Oleh karena itu, menurutnya, penyusunan naskah akademik dan draf RUU tersebut telah melalui proses yang panjang sejak September 2025. Selain itu untuk memberikan pengayaan dalam tahap meaningful public participation, Komisi VI DPR juga telah menghimpun pandangan dan masukan dari berbagai perguruan tinggi maupun pemangku kepentingan di sektor usaha dan stakeholder seperti perwakilan pengusaha dari Kadin, Apindo, Himpunan Pengusaha Muda Indonesia, Indonesian Competition Lawyers Association.
Sementara itu, pakar ekonomi, Benny Pasaribu berpandangan bahwa revisi regulasi tersebut juga perlu disertai penyederhanaan nomenklatur agar lebih mudah dipahami masyarakat. Menurutnya, di berbagai negara istilah yang digunakan kini lebih sederhana, yakni Undang-Undang Persaingan Usaha. "Di beberapa negara namanya itu sudah Persaingan Usaha. Kata-kata monopoli sudah jarang dipakai sebagai judul. Orang lebih mudah memahami dengan istilah Undang-Undang Persaingan Usaha," ujarnya.

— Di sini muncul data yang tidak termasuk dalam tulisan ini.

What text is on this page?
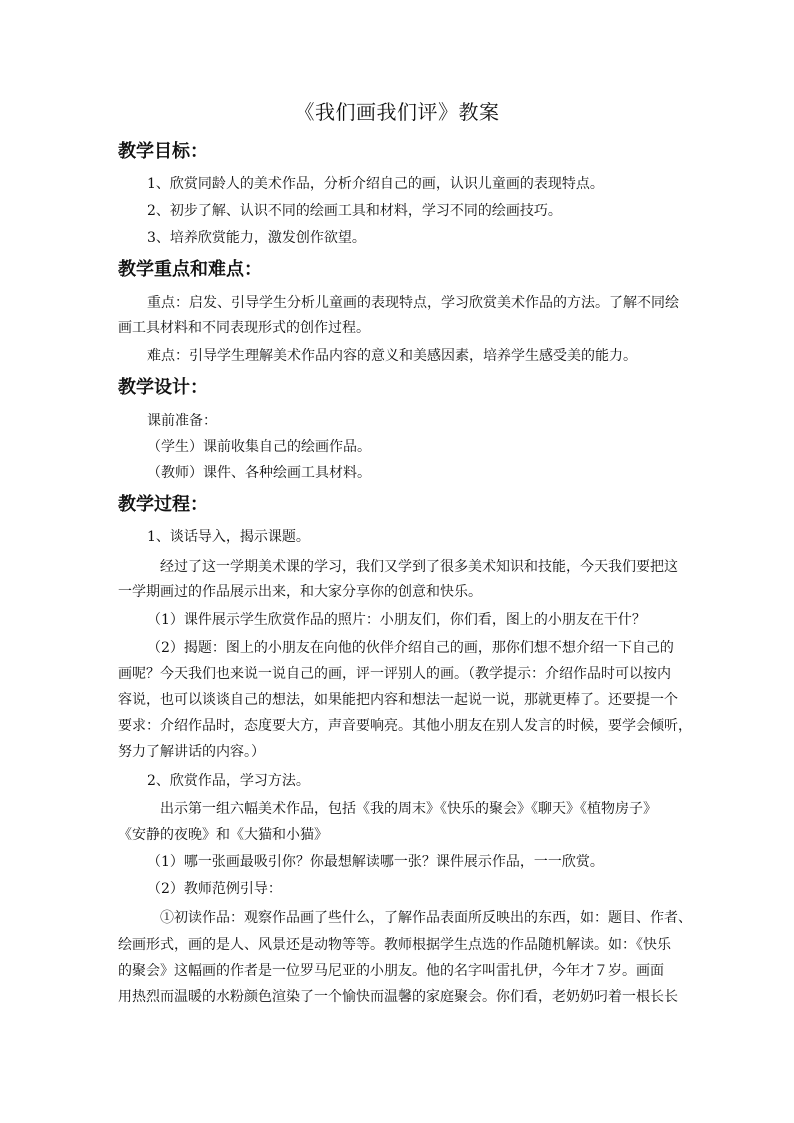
《我们画我们评》教案
教学目标：
1、欣赏同龄人的美术作品，分析介绍自己的画，认识儿童画的表现特点。
2、初步了解、认识不同的绘画工具和材料，学习不同的绘画技巧。
3、培养欣赏能力，激发创作欲望。
教学重点和难点：
重点：启发、引导学生分析儿童画的表现特点，学习欣赏美术作品的方法。了解不同绘
画工具材料和不同表现形式的创作过程。
难点：引导学生理解美术作品内容的意义和美感因素，培养学生感受美的能力。
教学设计：
课前准备：
（学生）课前收集自己的绘画作品。
（教师）课件、各种绘画工具材料。
教学过程：
1、谈话导入，揭示课题。
经过了这一学期美术课的学习，我们又学到了很多美术知识和技能，今天我们要把这
一学期画过的作品展示出来，和大家分享你的创意和快乐。
（1）课件展示学生欣赏作品的照片：小朋友们，你们看，图上的小朋友在干什？
（2）揭题：图上的小朋友在向他的伙伴介绍自己的画，那你们想不想介绍一下自己的
画呢？今天我们也来说一说自己的画，评一评别人的画。（教学提示：介绍作品时可以按内
容说，也可以谈谈自己的想法，如果能把内容和想法一起说一说，那就更棒了。还要提一个
要求：介绍作品时，态度要大方，声音要响亮。其他小朋友在别人发言的时候，要学会倾听，
努力了解讲话的内容。）
2、欣赏作品，学习方法。
出示第一组六幅美术作品，包括《我的周末》《快乐的聚会》《聊天》《植物房子》
《安静的夜晚》和《大猫和小猫》
（1）哪一张画最吸引你？你最想解读哪一张？课件展示作品，一一欣赏。
（2）教师范例引导：
①初读作品：观察作品画了些什么，了解作品表面所反映出的东西，如：题目、作者、
绘画形式，画的是人、风景还是动物等等。教师根据学生点选的作品随机解读。如：《快乐
的聚会》这幅画的作者是一位罗马尼亚的小朋友。他的名字叫雷扎伊，今年才７岁。画面
用热烈而温暖的水粉颜色渲染了一个愉快而温馨的家庭聚会。你们看，老奶奶叼着一根长长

Menurutnya, prinsip persaingan usaha yang sehat harus mampu menciptakan keseimbangan antara kepentingan pelaku usaha dan kepentingan konsumen. "Persaingan sehat menurut saya harus mampu menyeimbangkan kepentingan antara pelaku usaha dan konsumen masyarakat. Pengusaha boleh mendapatkan keuntungan karena memang tujuan perusahaan memaksimalkan keuntungan, tetapi konsumen juga harus memperoleh kepuasan, harga yang wajar, dan pasokan yang tersedia," jelasnya.
Lebih jauh, Benny menekankan bahwa penyusunan RUU harus tetap berpijak pada tujuan bernegara sebagaimana diamanatkan dalam UUD 1945, khususnya mewujudkan kesejahteraan sosial, menjamin hak atas pekerjaan yang layak sebagaimana Pasal 27, serta menjadikan Pasal 33 sebagai landasan sistem perekonomian nasional.

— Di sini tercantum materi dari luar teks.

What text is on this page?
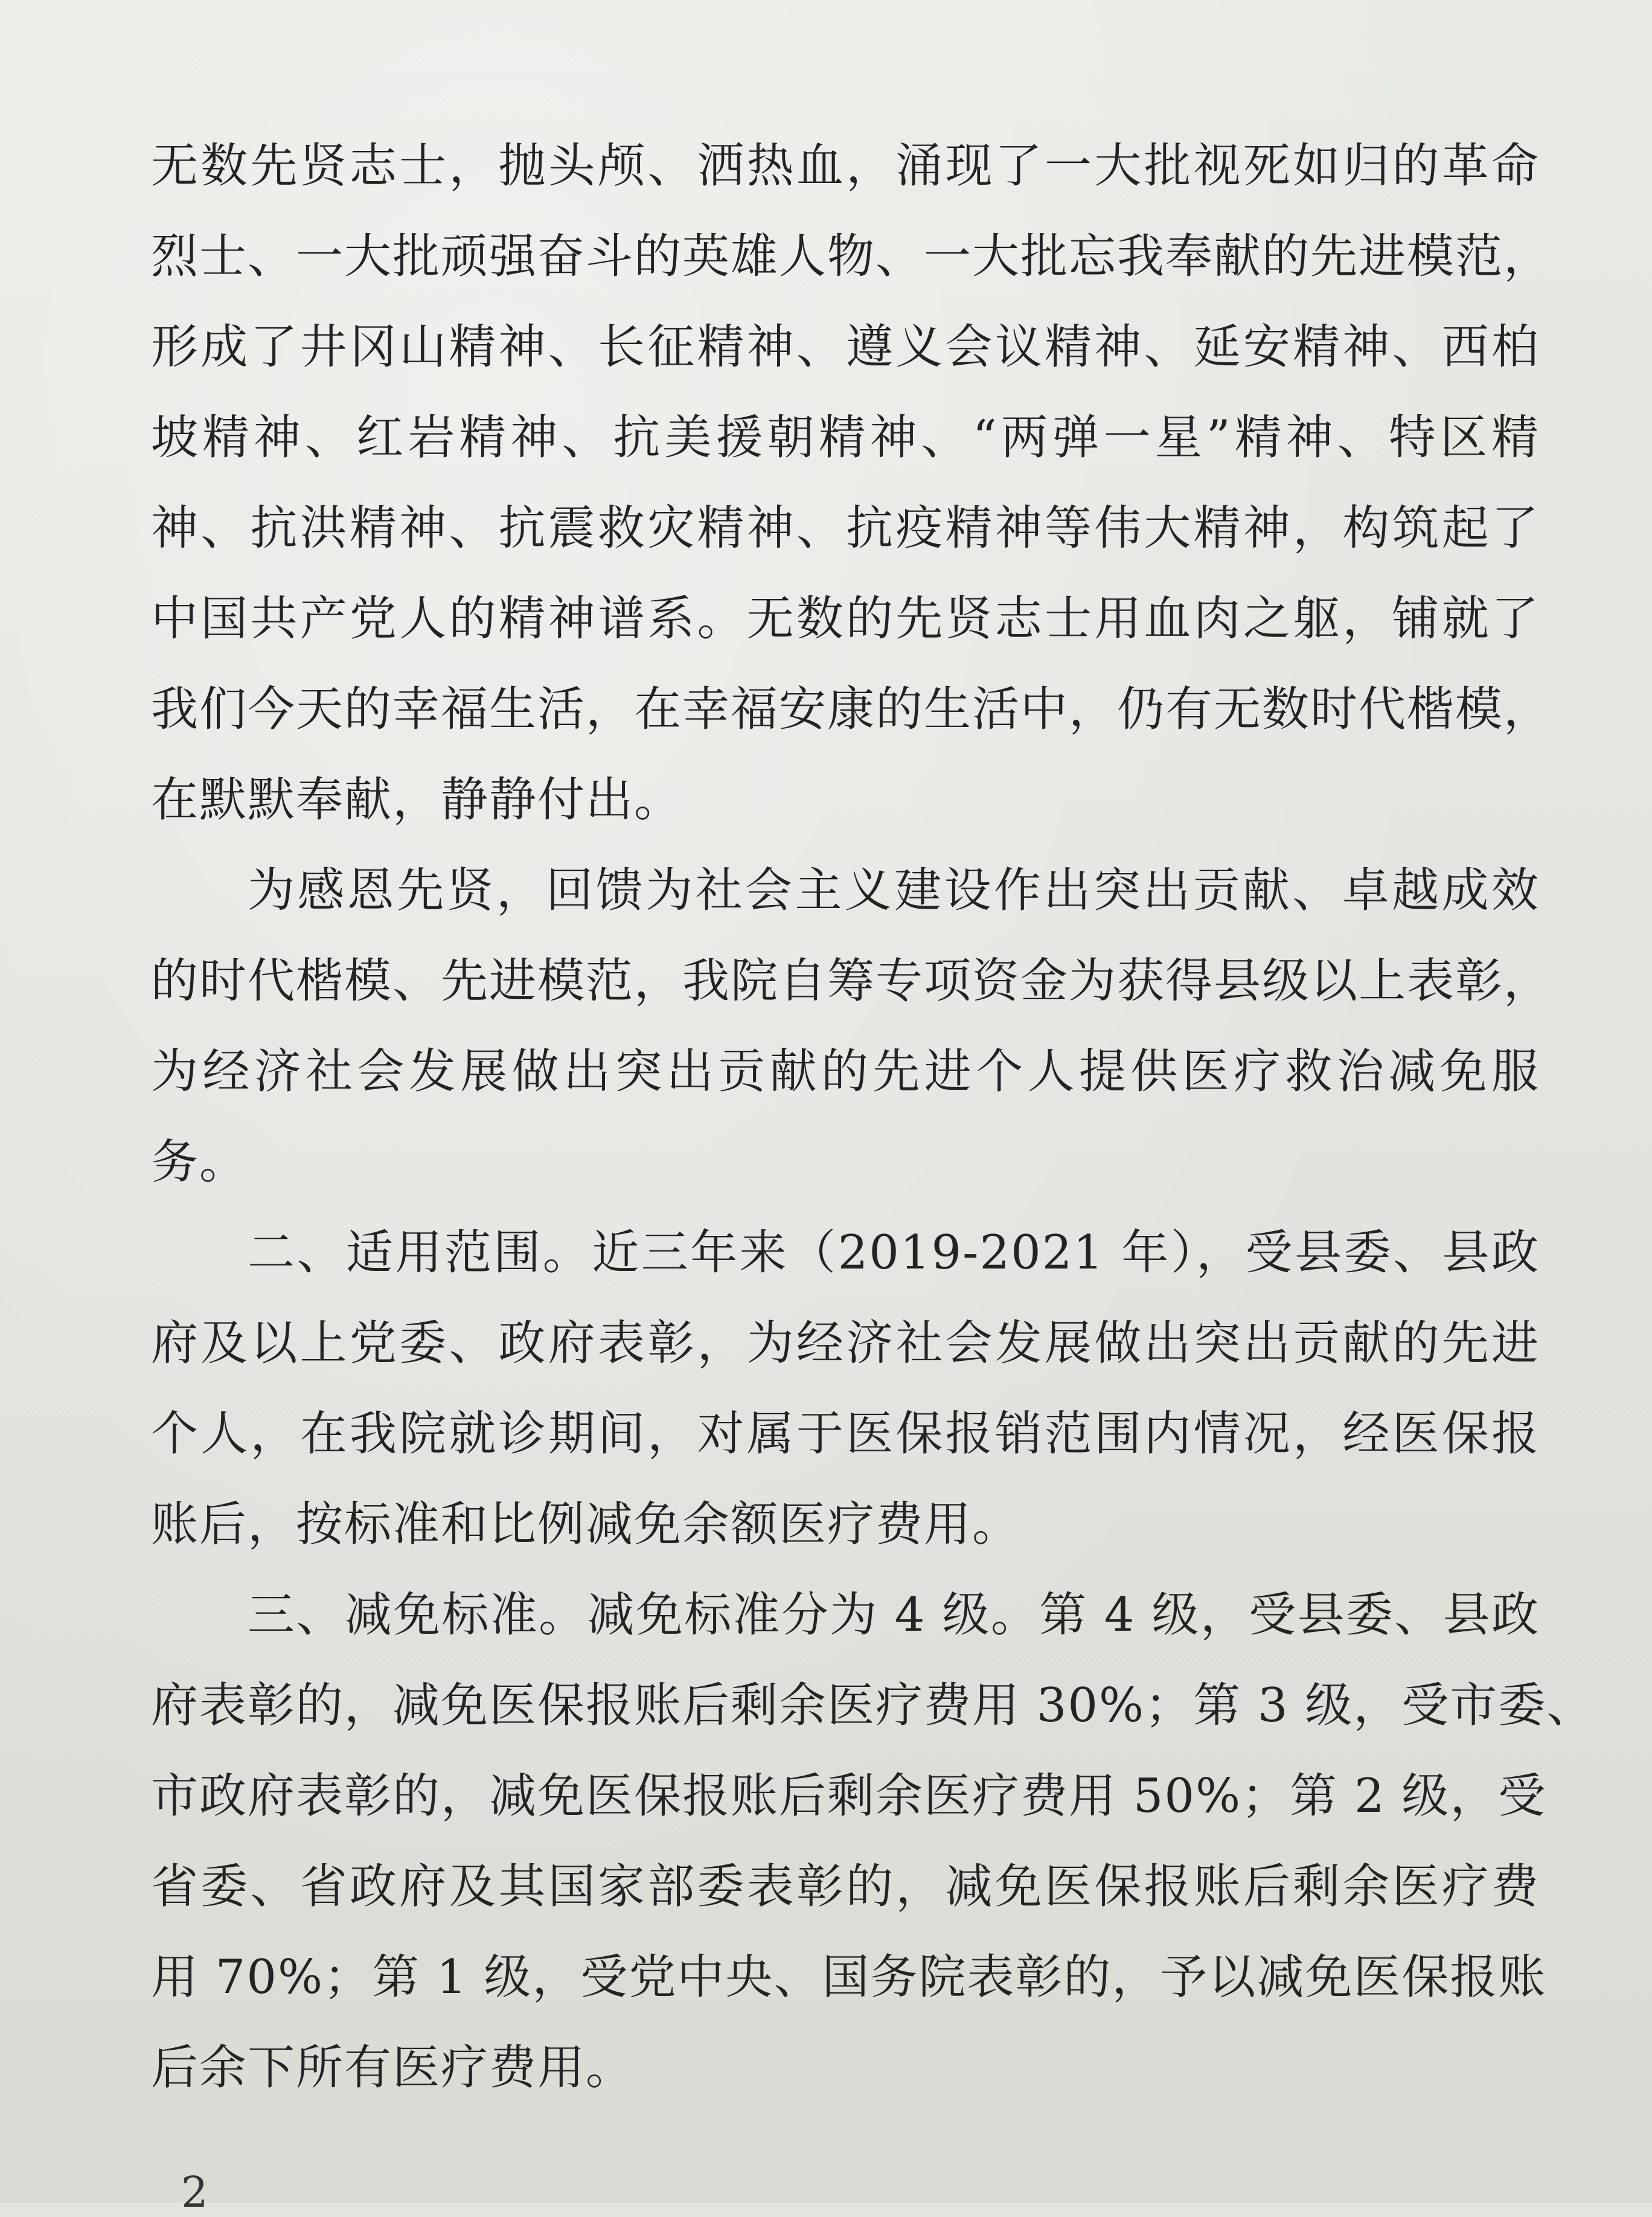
无数先贤志士，抛头颅、洒热血，涌现了一大批视死如归的革命
烈士、一大批顽强奋斗的英雄人物、一大批忘我奉献的先进模范，
形成了井冈山精神、长征精神、遵义会议精神、延安精神、西柏
坡精神、红岩精神、抗美援朝精神、“两弹一星”精神、特区精
神、抗洪精神、抗震救灾精神、抗疫精神等伟大精神，构筑起了
中国共产党人的精神谱系。无数的先贤志士用血肉之躯，铺就了
我们今天的幸福生活，在幸福安康的生活中，仍有无数时代楷模，
在默默奉献，静静付出。

为感恩先贤，回馈为社会主义建设作出突出贡献、卓越成效
的时代楷模、先进模范，我院自筹专项资金为获得县级以上表彰，
为经济社会发展做出突出贡献的先进个人提供医疗救治减免服
务。

二、适用范围。近三年来（2019-2021 年），受县委、县政
府及以上党委、政府表彰，为经济社会发展做出突出贡献的先进
个人，在我院就诊期间，对属于医保报销范围内情况，经医保报
账后，按标准和比例减免余额医疗费用。

三、减免标准。减免标准分为 4 级。第 4 级，受县委、县政
府表彰的，减免医保报账后剩余医疗费用 30%；第 3 级，受市委、
市政府表彰的，减免医保报账后剩余医疗费用 50%；第 2 级，受
省委、省政府及其国家部委表彰的，减免医保报账后剩余医疗费
用 70%；第 1 级，受党中央、国务院表彰的，予以减免医保报账
后余下所有医疗费用。

2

Benny juga mengingatkan agar konsep kemitraan dan kolaborasi yang menjadi semangat Pasal 33 UUD 1945 tidak serta-merta dipandang sebagai praktik kartel. Menurutnya, karakter sistem ekonomi Indonesia berbeda dengan negara yang menganut sistem liberal sehingga setiap bentuk kemitraan harus dinilai berdasarkan dampaknya terhadap persaingan usaha. (ayu/we)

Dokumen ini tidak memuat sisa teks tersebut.